Washington has three types of licenses available for this type of business, and Uptown Art does not fit any of them.
The restaurant classification does allow people of all ages to come in.
Vicki Opsata has been to Uptown Art three times. After taking part in the classes offered, she started to buy art supplies and explore art as a pastime. She prefers how the classes because they made her feel more prepared to be creative.
“It freed me up to think I could do more art rather than feeling like it has to be perfect,” Opsata said. “It’s freeing. It’s an artistic outlet, so it opened me up to other art mediums.”
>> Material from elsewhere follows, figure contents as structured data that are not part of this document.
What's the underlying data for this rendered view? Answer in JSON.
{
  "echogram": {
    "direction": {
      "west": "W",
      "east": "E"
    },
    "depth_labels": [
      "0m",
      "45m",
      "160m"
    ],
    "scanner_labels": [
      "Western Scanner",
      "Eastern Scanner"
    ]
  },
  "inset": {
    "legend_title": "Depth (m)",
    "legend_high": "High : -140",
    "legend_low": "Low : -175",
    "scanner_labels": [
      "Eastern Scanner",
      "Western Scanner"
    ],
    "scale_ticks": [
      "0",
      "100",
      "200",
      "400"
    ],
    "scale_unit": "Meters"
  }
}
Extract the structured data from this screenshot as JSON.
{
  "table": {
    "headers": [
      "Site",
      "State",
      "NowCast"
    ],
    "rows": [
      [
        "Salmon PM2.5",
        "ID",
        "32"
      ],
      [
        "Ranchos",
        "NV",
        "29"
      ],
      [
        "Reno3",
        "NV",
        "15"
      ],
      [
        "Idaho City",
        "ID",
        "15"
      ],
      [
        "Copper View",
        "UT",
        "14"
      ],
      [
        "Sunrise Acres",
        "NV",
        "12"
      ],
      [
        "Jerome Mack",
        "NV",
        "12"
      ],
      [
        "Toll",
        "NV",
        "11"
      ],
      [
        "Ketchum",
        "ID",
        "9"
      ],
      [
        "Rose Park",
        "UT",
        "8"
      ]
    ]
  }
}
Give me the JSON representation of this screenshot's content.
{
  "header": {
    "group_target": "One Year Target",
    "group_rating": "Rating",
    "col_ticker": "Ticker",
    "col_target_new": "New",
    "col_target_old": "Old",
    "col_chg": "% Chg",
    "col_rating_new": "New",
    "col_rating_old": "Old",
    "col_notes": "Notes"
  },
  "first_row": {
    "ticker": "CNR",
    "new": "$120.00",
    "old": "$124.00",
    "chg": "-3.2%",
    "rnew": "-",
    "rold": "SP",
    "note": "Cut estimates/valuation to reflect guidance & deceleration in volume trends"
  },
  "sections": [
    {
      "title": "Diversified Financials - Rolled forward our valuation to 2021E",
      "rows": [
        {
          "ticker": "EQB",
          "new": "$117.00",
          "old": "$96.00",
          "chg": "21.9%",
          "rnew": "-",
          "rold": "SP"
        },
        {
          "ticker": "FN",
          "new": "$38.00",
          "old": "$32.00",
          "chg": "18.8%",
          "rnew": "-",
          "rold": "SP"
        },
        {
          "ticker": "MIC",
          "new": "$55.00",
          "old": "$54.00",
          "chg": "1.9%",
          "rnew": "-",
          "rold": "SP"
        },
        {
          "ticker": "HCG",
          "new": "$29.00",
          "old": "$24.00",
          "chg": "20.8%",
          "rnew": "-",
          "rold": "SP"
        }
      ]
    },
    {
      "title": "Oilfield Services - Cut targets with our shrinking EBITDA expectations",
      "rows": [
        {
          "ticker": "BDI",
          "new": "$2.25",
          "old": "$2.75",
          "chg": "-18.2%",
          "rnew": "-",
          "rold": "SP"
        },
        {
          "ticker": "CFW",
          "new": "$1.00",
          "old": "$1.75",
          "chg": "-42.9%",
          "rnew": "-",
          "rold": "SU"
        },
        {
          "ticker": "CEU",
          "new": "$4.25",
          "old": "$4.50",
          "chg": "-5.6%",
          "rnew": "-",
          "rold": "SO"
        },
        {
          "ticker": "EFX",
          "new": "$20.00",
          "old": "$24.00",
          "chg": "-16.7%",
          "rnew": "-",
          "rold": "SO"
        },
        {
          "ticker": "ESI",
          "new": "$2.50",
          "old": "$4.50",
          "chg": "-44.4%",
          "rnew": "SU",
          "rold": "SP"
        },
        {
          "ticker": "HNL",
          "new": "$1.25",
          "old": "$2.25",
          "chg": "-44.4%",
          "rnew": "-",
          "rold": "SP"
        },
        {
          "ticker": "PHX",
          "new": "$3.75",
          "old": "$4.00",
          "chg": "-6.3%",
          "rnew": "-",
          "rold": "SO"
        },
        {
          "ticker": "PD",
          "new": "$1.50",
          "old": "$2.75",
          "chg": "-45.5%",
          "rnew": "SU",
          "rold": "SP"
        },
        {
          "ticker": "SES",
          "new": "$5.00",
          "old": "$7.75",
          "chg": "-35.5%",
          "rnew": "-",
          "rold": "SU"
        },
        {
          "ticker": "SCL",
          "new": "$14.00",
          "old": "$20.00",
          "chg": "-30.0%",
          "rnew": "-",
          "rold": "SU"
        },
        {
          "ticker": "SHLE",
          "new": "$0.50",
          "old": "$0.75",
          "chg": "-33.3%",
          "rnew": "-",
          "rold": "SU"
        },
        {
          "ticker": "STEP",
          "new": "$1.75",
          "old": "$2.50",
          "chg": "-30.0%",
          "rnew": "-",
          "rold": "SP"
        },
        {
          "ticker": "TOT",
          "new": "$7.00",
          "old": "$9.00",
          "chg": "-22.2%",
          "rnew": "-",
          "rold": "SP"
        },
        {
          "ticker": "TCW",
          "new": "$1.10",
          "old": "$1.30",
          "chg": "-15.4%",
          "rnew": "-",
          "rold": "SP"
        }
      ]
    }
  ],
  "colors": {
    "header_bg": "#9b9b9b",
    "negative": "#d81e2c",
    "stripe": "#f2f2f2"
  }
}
Robbine Waters is an Uptown Art newcomer and has been to the studio twice. Viewing it as a creative outlet, she continues to attend the classes offered because of the sense of accomplishment she feels after finishing a piece.
“I’m analytical, so this is like flipping the switch. It’s just neat to let your hair down,” Waters said.
Mishkin is rewarded with the accomplishments of Uptown Art patrons.
“We leave every night feeling we’ve done something good,” Mishkin said. “People come in sometimes apprehensive. They haven’t touched a paintbrush in decades, but someone coerced them to come here. They sit down, they open up and they leave with a painting. It’s a nice feeling.”
The next class offered is Friday, Feb. 3, 6:30-9:30 p.m.